Motley Fool co-founder David Gardner is a big fan of "better." He has built his own career out of helping people invest better, of course, but he's also always on the lookout for people offering us ways to improve our lives in areas beyond the financial. And when a person has ideas in that vein, they frequently choose to share them with the world in the form of a book. Hence his decision to inaugurate an "Authors in August" theme for the Rule Breaker Investing podcast.
For this episode, he's interviewing Priya Parker, founder of Thrive Labs, which specializes in teaching leaders how to transform the way they gather people together. Her book is The Art of Gathering: How We Meet and Why It Matters. In this segment, they discuss the chapter she colorfully titled "Never Start a Funeral with Logistics." As she notes, too many gatherings start with people saying, "Before we begin..." -- well, sorry folks, but now, that is how you began. You just spent the brief period of time when you had everyone's fullest attention on minor details instead of something captivating. There's a better way.
A full transcript follows the video.
This video was recorded on Aug. 8, 2018.
David Gardner: Let me briefly see where we've been and then where we're going. We started with decide why you're really gathering, and then close doors. Don't be a chill host. Create a temporary alternative world. And now we next get to logistics and you've entitled this chapter "Never Start a Funeral with Logistics."
Now this chapter, having fully read your book, I know it's not actually about logistics. It's about beginnings and the power, the potential power of doing beginnings right every time. And I have to say that in my own experience [both personally], I now reflect that I've been blowing this. I think maybe our company has been blowing this one. But I now see this blown all the time with your lens -- that the power of beginning is always being destroyed when we start with logistics.
Priya Parker: You're at a conference and people step onto the stage and say, "Now before we begin, I just wanted to let you know that there's two cars illegally parked." Before we start, I just want to let you know the bathroom is in the back. Before we start, I just want to let you know that we will be recording live.
I mean, maybe you need to communicate that information, but the first opening moment of any experience are the moments where you have people's highest attention, and you want to grip them, in part because those are the moments they remember. And to start with purpose. And to start with stories. You can start in a thousand different ways, but to not start with logistics.

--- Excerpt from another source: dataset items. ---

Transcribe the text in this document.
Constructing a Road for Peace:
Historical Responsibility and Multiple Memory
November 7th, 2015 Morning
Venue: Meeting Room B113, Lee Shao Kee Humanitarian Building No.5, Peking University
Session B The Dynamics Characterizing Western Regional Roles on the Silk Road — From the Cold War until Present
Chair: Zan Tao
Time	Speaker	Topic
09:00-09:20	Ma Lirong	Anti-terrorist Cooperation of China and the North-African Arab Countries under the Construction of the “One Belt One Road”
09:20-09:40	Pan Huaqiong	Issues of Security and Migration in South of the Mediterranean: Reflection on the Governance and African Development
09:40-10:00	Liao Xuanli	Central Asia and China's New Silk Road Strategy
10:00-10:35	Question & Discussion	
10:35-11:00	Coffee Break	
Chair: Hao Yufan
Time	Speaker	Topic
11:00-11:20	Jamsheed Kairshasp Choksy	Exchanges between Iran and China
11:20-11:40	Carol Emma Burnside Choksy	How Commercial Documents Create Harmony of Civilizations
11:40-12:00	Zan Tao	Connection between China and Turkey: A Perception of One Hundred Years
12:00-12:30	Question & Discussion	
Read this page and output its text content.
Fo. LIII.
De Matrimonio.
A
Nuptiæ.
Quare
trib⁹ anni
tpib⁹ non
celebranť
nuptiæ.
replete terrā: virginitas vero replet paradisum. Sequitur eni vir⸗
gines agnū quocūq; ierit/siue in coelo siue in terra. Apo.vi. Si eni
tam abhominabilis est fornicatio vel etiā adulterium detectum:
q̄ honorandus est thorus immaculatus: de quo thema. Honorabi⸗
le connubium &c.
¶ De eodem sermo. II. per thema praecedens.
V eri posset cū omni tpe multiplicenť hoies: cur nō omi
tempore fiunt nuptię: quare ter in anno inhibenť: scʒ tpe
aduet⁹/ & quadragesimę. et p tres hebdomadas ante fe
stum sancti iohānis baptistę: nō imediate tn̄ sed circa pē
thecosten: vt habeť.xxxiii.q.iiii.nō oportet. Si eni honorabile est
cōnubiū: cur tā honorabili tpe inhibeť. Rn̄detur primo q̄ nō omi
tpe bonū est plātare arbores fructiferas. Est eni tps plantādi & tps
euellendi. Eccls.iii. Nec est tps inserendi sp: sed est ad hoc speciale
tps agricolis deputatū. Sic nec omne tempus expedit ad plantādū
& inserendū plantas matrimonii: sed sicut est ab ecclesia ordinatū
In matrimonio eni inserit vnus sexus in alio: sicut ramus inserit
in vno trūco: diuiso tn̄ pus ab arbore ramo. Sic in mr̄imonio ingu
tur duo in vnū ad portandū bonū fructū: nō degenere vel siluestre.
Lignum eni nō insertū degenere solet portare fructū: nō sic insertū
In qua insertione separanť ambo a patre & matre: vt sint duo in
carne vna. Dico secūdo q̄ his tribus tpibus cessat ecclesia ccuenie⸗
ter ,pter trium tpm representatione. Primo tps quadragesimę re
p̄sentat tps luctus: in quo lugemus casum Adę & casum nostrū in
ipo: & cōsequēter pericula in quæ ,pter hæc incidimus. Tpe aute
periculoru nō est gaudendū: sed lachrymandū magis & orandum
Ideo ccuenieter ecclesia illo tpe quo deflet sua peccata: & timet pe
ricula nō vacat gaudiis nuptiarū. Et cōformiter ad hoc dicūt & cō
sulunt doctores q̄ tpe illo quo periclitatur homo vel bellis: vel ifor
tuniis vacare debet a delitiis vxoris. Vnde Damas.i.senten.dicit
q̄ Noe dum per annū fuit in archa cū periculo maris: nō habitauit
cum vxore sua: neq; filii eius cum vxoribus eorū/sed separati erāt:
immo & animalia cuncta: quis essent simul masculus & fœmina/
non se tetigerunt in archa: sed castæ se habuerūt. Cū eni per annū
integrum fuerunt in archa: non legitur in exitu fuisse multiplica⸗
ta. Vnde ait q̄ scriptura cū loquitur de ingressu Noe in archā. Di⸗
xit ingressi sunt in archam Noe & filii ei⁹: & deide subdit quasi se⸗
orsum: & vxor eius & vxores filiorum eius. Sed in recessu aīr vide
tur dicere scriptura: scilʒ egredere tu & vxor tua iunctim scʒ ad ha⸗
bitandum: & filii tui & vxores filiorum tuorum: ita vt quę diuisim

And part of the problem is you think of this as time that doesn't count, and you do need to convey information, but do logistics second, or do them visually, or find a creative way to convey the information, but don't outsource your opening to the most boring part of your gathering. Hold it, because it's the moment where people are wondering what is this? Do I want to be here? Is this cool? Do I want to belong? How do you captivate them to understand that this is why we're here and what side do I want to show of myself?
I interviewed a number of teachers in the book because I think the classroom is such a simple example of a daily gathering over and over again. One of the examples I used is a professor I had. I went to MIT Sloan's business school. He was an accounting professor. He was starting attendance. It was as banal as it can get.
And the way he did the attendance the first moment -- the first day we'd ever met him -- was he looked up. 90 students in a U [the way the classroom was set up] and he took attendance by memory. He's never met any of us and he had no scroll in front of him and he'd clearly spent time memorizing all of us. Staring at our photos and memorizing our names. And in that moment, it was very moving. Many of us were almost in tears because he honored us, he showed that he cared, and he also showed us that he was brilliant and that we better pay attention because we could learn something from this guy.
Gardner: And in the book you say a colleague in the conflict-resolution field taught me a principle that you say I've never forgotten. You say, "90% of what makes a gathering successful is put in place beforehand." That 90% rule that you're talking about. There's a professor who was putting in a lot of effort beforehand -- before things even started -- and then used the beginning brilliantly.
Parker: Yes. And the 90% rule means every gathering is a social contract, and I mean that in the political theory sense of that word. That you are for a temporary moment of time saying, "This is what I'm offering you. This is what I'm asking of you. These are the rules of the road." But a huge amount of that should happen ahead of time.
So an invitation shouldn't just be a conveyor or purveyor of logistics. It shouldn't just be date, time, and place. You should give your gathering a name. Like rather than a dinner party, we used Jancee Dunn as the writer. She hosted a dinner party called "The Worn-out Moms Hootenanny." That's a very different thing than like "A Dinner Party for Mom." Think about what you are asking people to do. If you're asking them to show up on time. Whatever it is to get them to understand what this is ahead of time.
Or having them bring something. So Michel Laprise in the book is the choreographer of Cirque du Soleil. He hosted a holiday party and he asked all of his friends in an email [a simple invitation] to send two moments of happiness from their life over the previous year before they arrived. Michel took them. He printed them out. He made those his ornaments on the tree. He hung them on the tree and the 12 guests who didn't know each other walked in and saw each other's moments of happiness and their own moments of happiness on the tree and the rest of the night took off because of it.
Gardner: Spectacular. What a brilliant, creative idea. Not surprising coming from Cirque du Soleil.